Some religious zealots thunder out scary fantasies, but they do not, I think, come from God. God hasn’t created hell; we have. And we live now in a purgatory of our own making. Anyway, there are better reasons for living responsibly and lovingly than fear of hell. A moral life, a loving life, is much happier than an immoral and selfish one – that is God’s message, and experience confirms it. Heaven is about living in love.

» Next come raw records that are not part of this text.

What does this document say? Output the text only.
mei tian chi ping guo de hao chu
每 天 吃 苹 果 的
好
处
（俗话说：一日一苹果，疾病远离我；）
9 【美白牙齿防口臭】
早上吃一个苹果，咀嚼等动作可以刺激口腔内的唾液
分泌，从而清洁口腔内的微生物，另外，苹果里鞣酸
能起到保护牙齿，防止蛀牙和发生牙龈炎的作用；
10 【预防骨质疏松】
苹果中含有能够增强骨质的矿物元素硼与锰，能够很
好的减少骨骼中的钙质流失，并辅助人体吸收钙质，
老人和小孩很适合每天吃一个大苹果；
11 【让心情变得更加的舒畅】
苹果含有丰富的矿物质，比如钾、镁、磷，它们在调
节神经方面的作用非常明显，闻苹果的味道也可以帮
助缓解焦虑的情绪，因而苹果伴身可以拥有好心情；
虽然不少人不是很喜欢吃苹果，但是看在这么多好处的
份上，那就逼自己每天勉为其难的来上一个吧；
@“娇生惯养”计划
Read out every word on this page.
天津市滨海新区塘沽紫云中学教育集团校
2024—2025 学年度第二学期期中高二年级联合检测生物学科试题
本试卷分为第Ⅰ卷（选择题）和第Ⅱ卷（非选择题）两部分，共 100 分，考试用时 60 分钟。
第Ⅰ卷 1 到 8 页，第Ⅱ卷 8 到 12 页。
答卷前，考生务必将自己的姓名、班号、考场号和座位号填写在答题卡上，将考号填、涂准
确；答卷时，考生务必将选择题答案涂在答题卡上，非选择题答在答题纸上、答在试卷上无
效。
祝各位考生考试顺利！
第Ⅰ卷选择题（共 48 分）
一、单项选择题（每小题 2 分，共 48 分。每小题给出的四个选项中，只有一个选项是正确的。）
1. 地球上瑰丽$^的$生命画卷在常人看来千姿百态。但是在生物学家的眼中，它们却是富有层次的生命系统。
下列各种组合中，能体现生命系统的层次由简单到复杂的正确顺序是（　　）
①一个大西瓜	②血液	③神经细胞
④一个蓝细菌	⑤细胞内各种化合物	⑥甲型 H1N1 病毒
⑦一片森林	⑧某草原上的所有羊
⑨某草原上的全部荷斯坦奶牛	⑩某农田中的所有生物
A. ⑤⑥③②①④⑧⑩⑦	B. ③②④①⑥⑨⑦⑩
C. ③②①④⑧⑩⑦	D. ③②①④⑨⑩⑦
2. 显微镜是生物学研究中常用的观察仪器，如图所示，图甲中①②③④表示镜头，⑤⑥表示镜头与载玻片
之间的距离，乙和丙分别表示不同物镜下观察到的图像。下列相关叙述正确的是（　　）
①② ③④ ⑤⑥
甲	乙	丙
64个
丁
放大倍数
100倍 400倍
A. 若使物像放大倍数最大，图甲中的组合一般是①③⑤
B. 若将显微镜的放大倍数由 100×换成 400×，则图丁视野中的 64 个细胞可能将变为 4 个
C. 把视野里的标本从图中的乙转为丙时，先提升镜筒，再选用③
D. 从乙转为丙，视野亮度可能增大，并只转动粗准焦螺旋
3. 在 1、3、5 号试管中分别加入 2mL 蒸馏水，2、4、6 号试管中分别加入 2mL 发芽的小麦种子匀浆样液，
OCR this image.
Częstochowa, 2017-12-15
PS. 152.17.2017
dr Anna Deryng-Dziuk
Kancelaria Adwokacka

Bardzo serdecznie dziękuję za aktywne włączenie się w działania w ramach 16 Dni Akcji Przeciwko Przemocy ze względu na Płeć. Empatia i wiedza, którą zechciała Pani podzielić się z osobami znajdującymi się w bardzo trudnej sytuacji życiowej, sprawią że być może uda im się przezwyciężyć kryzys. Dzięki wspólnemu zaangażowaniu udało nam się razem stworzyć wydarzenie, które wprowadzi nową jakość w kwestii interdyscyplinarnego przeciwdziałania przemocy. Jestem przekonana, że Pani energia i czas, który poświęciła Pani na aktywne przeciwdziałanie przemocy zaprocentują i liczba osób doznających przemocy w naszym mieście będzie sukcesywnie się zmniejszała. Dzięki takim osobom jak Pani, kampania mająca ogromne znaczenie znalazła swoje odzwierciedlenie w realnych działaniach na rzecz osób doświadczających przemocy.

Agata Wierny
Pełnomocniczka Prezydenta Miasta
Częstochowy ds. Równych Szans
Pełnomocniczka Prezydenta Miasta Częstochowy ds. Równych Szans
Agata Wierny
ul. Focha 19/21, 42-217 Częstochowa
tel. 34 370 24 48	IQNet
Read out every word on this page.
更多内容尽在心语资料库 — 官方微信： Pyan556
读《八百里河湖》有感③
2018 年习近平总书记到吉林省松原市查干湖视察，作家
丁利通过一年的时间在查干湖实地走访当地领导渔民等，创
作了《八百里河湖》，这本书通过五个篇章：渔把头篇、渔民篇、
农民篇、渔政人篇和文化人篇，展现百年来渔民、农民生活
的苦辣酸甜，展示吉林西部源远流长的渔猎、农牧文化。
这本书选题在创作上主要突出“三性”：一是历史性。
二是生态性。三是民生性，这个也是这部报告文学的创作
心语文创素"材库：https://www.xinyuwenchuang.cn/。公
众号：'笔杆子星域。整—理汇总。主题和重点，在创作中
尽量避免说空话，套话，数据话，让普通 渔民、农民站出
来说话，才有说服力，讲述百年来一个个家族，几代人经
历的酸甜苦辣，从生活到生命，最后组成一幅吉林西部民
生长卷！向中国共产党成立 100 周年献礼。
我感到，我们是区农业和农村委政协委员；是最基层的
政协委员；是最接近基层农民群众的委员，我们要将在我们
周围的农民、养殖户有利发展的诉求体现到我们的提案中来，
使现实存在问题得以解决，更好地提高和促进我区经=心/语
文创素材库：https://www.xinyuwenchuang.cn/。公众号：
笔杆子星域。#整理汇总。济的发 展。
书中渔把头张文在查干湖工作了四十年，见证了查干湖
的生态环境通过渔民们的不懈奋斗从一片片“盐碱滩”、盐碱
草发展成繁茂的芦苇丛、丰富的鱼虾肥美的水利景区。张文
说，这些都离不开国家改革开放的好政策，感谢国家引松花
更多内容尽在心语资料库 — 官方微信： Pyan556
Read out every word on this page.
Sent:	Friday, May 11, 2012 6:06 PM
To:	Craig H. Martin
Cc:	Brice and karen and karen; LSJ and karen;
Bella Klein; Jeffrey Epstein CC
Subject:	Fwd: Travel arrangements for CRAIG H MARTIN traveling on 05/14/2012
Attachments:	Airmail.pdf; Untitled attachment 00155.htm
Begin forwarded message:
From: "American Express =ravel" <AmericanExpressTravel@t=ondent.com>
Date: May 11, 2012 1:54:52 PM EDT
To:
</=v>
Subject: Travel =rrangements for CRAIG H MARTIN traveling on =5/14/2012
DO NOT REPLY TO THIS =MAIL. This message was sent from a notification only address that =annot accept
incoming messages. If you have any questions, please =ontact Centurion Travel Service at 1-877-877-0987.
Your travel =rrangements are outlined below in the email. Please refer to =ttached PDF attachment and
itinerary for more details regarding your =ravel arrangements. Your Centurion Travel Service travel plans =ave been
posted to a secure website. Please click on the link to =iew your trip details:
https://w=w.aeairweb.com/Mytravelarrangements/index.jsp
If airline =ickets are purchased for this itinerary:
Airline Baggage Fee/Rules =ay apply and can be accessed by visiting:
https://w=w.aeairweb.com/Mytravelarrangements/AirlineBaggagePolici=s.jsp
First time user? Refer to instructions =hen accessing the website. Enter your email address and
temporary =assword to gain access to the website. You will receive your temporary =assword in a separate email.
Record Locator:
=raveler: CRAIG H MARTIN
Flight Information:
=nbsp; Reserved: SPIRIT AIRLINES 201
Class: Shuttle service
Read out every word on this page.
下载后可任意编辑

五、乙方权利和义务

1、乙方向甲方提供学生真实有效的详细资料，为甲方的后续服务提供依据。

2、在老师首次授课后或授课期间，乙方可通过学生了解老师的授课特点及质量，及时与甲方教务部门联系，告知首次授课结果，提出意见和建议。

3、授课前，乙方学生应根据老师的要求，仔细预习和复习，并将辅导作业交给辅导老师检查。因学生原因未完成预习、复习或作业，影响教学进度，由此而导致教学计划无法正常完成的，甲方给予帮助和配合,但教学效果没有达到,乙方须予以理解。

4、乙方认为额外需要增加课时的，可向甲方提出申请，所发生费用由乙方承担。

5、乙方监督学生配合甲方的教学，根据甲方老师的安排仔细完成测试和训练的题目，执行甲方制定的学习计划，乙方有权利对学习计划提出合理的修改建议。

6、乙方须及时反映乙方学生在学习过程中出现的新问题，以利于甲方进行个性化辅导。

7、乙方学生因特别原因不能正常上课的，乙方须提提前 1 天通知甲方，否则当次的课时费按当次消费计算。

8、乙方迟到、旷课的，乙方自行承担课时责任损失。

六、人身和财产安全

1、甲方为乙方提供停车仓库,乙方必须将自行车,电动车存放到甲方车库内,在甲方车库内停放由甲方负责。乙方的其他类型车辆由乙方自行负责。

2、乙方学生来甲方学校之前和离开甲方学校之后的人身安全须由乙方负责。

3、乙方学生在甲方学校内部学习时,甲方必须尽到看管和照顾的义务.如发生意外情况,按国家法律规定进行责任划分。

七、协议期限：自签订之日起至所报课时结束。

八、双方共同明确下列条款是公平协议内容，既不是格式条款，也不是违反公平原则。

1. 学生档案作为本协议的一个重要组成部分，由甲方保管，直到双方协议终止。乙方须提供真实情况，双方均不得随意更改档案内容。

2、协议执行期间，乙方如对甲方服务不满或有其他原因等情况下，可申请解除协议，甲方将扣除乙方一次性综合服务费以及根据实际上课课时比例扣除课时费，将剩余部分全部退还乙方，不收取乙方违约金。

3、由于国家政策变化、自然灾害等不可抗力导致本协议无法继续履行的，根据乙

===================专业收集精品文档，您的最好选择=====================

So I reflect on the death of Jesus - a horrifying event but, in view of what we humans are like, fairly inevitable. (We tend to hate prophetically good people.) As I reflect I can relate Jesus’ mortality to my own and to my certain death. The death and resurrection of Jesus is an invitation to share his perfect mortality by letting the Holy Spirit teach me godly and holy living. I am also invited to share his immortality, and I say yes, even though I don’t really know what it means.

Comments

Comment from outwiththejive
Time: April 22, 2007, 3:56 pm

What a compelling essay on Christ’s death and its implications for us! I’m very glad that I discovered this site (today was my first visit).
I find it interesting that I was referred to your site from the noimpactman.com blog regarding taking care of the earth. At first they may appear unrelated, but with more thought…

At any rate, thank you for putting your thoughts down on e-paper. I’ll be sure to keep checking back for more. Cheers!